Picture, if you will, a lumber company that sells its own products online. Like the CPU manufacturer, they grade their lumber into categories including FAS (the best), No.1 (furniture grade), and No. 3 (flooring). Obviously FAS is the most expensive, but they don’t sell a lot of it. Since the goal, when milling logs, is to get the most and best woods from them, they often have a surplus of a FAS and run out of Nos. 1 and 3.
If they list the Nos. 1 and 3 as out of stock, people with lesser needs and smaller budgets won’t step up to the FAS, but go elsewhere. The store could offer the FAS at the same price as the out of stock wood, but then they would lose the money from those ready to buy the more expensive product at the original price. So the store starts putting better grades of lumber, at random, in with the lower grades. That way they can sell as much wood for as high a price as they think possible, which is just good business.
If a customer notices that some of the wood is better than what they paid for, they are unlikely to complain.

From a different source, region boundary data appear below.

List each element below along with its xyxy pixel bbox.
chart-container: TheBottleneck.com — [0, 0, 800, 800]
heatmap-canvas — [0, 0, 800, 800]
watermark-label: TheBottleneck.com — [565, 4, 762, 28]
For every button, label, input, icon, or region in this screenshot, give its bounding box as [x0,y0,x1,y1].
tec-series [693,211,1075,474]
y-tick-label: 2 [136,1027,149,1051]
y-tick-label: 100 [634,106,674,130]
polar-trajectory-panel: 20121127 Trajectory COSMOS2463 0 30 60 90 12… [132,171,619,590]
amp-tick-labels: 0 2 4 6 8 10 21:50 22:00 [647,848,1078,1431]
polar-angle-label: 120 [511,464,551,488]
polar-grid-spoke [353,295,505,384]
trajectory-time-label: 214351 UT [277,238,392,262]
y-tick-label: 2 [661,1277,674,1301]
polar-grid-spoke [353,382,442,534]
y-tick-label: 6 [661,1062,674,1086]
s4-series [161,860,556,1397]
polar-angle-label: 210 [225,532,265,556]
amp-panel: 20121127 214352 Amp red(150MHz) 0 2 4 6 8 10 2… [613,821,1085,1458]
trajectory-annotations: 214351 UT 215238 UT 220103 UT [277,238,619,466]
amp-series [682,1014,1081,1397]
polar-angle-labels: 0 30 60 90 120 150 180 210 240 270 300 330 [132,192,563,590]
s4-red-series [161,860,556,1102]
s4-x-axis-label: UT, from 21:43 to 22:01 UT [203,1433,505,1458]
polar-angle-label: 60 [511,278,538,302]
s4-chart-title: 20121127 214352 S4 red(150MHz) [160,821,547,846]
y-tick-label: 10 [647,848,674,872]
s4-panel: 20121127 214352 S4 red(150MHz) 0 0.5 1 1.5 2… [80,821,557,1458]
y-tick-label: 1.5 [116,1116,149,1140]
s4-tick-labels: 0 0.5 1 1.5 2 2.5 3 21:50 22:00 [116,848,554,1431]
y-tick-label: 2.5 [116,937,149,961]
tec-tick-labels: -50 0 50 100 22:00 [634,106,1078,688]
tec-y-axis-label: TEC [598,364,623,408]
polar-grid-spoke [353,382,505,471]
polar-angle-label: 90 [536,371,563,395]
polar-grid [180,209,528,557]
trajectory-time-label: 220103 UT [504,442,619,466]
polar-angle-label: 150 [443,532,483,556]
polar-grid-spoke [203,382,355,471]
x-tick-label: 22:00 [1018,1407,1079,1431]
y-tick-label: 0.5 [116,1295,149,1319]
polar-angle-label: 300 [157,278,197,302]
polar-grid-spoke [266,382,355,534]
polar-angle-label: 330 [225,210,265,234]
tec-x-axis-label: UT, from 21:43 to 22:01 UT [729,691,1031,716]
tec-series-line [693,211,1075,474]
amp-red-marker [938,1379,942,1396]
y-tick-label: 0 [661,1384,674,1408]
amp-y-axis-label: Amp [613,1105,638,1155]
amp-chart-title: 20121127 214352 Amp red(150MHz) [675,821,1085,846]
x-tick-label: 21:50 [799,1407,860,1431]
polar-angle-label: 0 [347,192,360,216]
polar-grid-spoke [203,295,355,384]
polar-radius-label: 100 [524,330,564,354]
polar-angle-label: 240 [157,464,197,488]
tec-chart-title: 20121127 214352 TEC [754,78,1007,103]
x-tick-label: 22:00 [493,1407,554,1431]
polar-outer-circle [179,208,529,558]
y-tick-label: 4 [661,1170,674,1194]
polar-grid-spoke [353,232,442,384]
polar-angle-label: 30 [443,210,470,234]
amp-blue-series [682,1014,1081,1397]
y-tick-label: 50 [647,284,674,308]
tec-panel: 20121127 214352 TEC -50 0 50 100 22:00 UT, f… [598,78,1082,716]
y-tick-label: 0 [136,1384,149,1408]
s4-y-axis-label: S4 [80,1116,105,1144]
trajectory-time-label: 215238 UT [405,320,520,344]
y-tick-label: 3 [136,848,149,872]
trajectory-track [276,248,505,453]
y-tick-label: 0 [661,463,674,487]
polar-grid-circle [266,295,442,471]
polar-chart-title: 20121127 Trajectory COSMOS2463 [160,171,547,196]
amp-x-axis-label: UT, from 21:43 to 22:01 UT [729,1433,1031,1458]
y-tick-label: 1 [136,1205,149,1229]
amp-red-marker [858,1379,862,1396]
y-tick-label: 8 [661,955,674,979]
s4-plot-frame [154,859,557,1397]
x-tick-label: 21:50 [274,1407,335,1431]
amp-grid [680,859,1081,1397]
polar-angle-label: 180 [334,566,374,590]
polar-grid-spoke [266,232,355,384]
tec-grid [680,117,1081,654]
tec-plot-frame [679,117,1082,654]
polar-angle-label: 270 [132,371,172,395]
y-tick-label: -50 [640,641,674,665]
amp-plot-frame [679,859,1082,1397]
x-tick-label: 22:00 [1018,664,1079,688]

In fact, the lumber firm could develop a reputation for selling better than expected products.
Making sure we get all the saw dust off before we go from the mill back to the semiconductor fabrication cleanroom, we now see that our CPU could indeed be FAS when we only paid for No.1, or a 3.3+ GHz when we only forked out for a 2.8 one.
Overclocking, at least while maintaining stock voltages (more on that later), is not really about pushing the envelope, but discovering the chip’s actual potential.